Two fundamental issues concerning the 2011 IPL season - the tournament format and player retention - have finally been resolved by the league's governing council, after months of uncertainty following the addition of two new franchises. The next three seasons of the IPL will have 74 matches each, the format designed to reward the most consistent teams during the league phase of the tournament. The 2011 season will begin five days after the World Cup, which ends on April 2.
The governing council also decided to allow franchises to retain four players in their squads, the rest going into the auction scheduled for November. The franchises' spending power for a squad of 30 players has been capped at $9 million.
In each of the next three seasons, the IPL will comprise 70 league matches and four playoff games. The ten teams will be split into two groups of five, but will be ranked together in one composite league table. The change was necessary due to the inclusion of two new teams, Pune and Kochi, from the next season. An extension of the current home-and-away format would have stretched the season to 94 matches, which had prompted concerns of player burn-out. Franchise owners were also reluctant to reduce the minimum number of matches their team would play each season. These constraints have led to a convoluted format.
Every team will play the same number of league games (14, seven home and seven away) as in previous seasons with the following break-up: each team will play the other four in its group both home and away (eight matches), four of the teams in the other group once (four matches, either home or away) and the remaining team in the other group twice, both home and away. A random draw will decide the composition of the groups as well as who plays whom across the groups once and twice.
The teams that finish first and second in the league table will contest the first playoff, which is effectively a semi-final (Game A). The teams that finish third and fourth will play each other in a knockout that is effectively a quarter-final (Game B). The loser of Game A will play the winner of Game B in a match (Game C) that will decide the second finalist that will play the winner of Game A in the grand final. This playoff format was previously used in New Zealand's domestic one-day tournament last season.
Each of the eight franchises that participated in 2010 can retain up to four players, only three of whom can be Indians.
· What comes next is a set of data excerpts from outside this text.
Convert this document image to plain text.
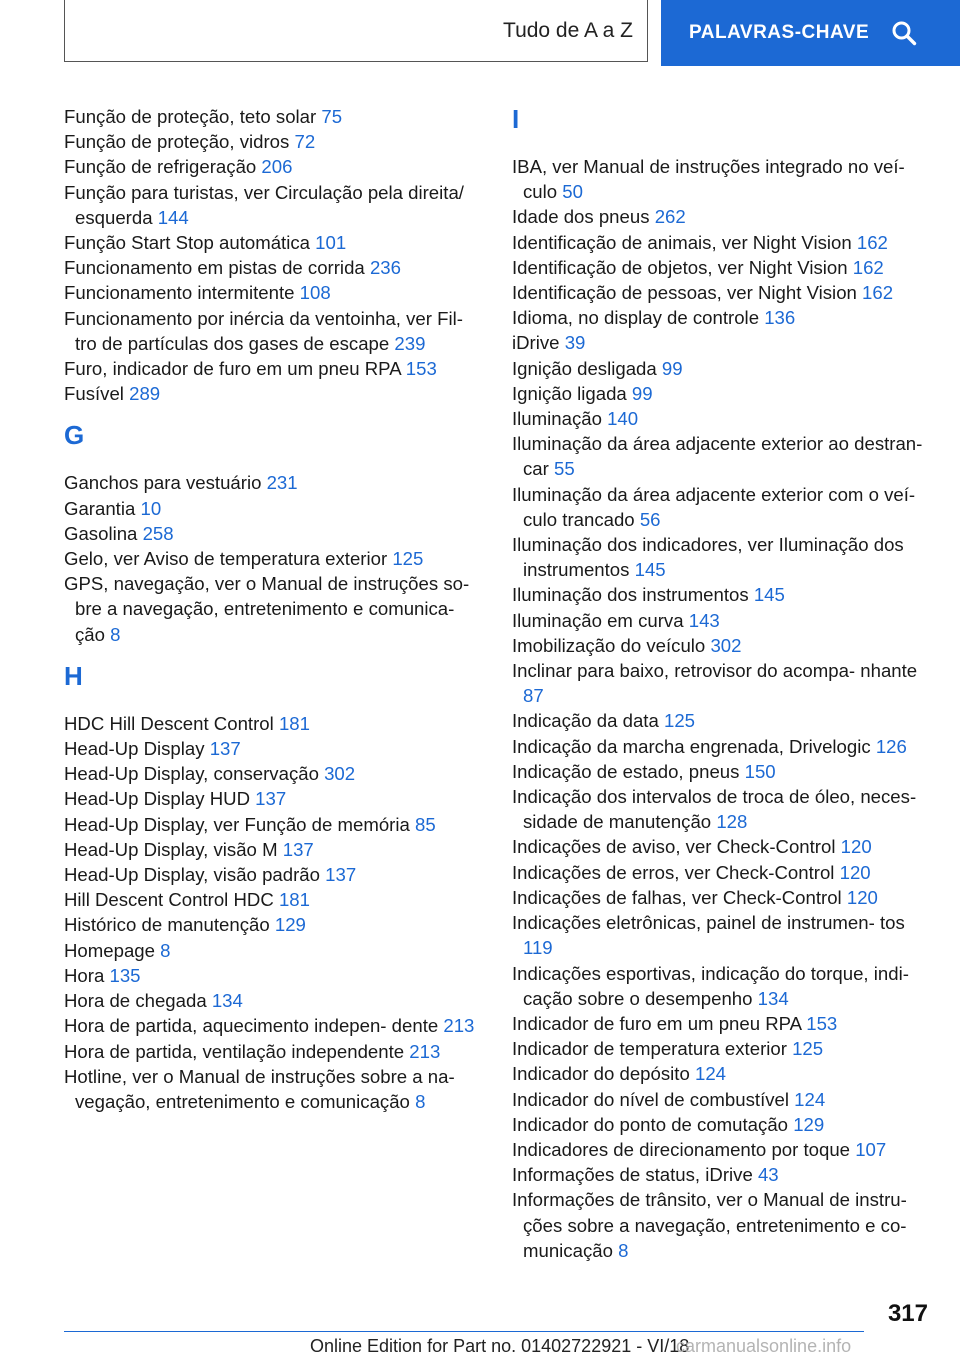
Tudo de A a Z	PALAVRAS-CHAVE
Função de proteção, teto solar 75
Função de proteção, vidros 72
Função de refrigeração 206
Função para turistas, ver Circulação pela direita/ esquerda 144
Função Start Stop automática 101
Funcionamento em pistas de corrida 236
Funcionamento intermitente 108
Funcionamento por inércia da ventoinha, ver Fil- tro de partículas dos gases de escape 239
Furo, indicador de furo em um pneu RPA 153
Fusível 289
G
Ganchos para vestuário 231
Garantia 10
Gasolina 258
Gelo, ver Aviso de temperatura exterior 125
GPS, navegação, ver o Manual de instruções so- bre a navegação, entretenimento e comunica- ção 8
H
HDC Hill Descent Control 181
Head-Up Display 137
Head-Up Display, conservação 302
Head-Up Display HUD 137
Head-Up Display, ver Função de memória 85
Head-Up Display, visão M 137
Head-Up Display, visão padrão 137
Hill Descent Control HDC 181
Histórico de manutenção 129
Homepage 8
Hora 135
Hora de chegada 134
Hora de partida, aquecimento indepen- dente 213
Hora de partida, ventilação independente 213
Hotline, ver o Manual de instruções sobre a na- vegação, entretenimento e comunicação 8
I
IBA, ver Manual de instruções integrado no veí- culo 50
Idade dos pneus 262
Identificação de animais, ver Night Vision 162
Identificação de objetos, ver Night Vision 162
Identificação de pessoas, ver Night Vision 162
Idioma, no display de controle 136
iDrive 39
Ignição desligada 99
Ignição ligada 99
Iluminação 140
Iluminação da área adjacente exterior ao destran- car 55
Iluminação da área adjacente exterior com o veí- culo trancado 56
Iluminação dos indicadores, ver Iluminação dos instrumentos 145
Iluminação dos instrumentos 145
Iluminação em curva 143
Imobilização do veículo 302
Inclinar para baixo, retrovisor do acompa- nhante 87
Indicação da data 125
Indicação da marcha engrenada, Drivelogic 126
Indicação de estado, pneus 150
Indicação dos intervalos de troca de óleo, neces- sidade de manutenção 128
Indicações de aviso, ver Check-Control 120
Indicações de erros, ver Check-Control 120
Indicações de falhas, ver Check-Control 120
Indicações eletrônicas, painel de instrumen- tos 119
Indicações esportivas, indicação do torque, indi- cação sobre o desempenho 134
Indicador de furo em um pneu RPA 153
Indicador de temperatura exterior 125
Indicador do depósito 124
Indicador do nível de combustível 124
Indicador do ponto de comutação 129
Indicadores de direcionamento por toque 107
Informações de status, iDrive 43
Informações de trânsito, ver o Manual de instru- ções sobre a navegação, entretenimento e co- municação 8
317
Online Edition for Part no. 01402722921 - VI/18
carmanualsonline.info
The retained players must have been part of the franchise's registered squads for the 2010 season, and will not be part of November's auction.
The franchise, and the player it wishes to retain must come to a mutual agreement regarding the retention and the fee for the 2011 and 2012 seasons. However, irrespective of the actual fee agreed upon by the franchise and the player, the franchise's salary cap will be reduced by fixed amounts.
If a franchise decides to retain four players, it will be charged $4.5 million per year and will have only $4.5 million to spend on other players, compared to the $9 million available to a franchise that retains no one. Also, the size of the squad is capped at 30 players.
Ahead of the auction in November, the two new franchises, Pune and Kochi, will also be allowed to sign up to four players from a list of players who were not part of any of the other eight franchises in the first three IPL seasons. However, if either Pune or Kochi sign players ahead of the auction, their salary cap will also be reduced by the same amount as the salary cap for existing franchises retaining players.
All the other international capped players, as well as other players who have played 75% of their side's IPL matches in 2010, will be part of the auction.
A franchise can have up to ten overseas players in their squad but only four can be on the field during a game. The player contracts that will be signed ahead of the 2011 season will be valid for two years, with a right of extension for the third year. All players who are part of a franchise's squad will come under the salary cap.
Another change is that the BCCI has decided to take more control of players' IPL contracts, though a new policy has not yet been decided on. "All player contracts will now be managed by BCCI and signed by BCCI along with the franchise and the player," the board said. "No player contracts can be signed until [the new policy is in place]."
Revised catchment areas
The IPL has changed the catchment areas for the existing franchises because of the addition of two new teams from the 2011 season. Teams have to include four players from their catchment area in the squad of 30.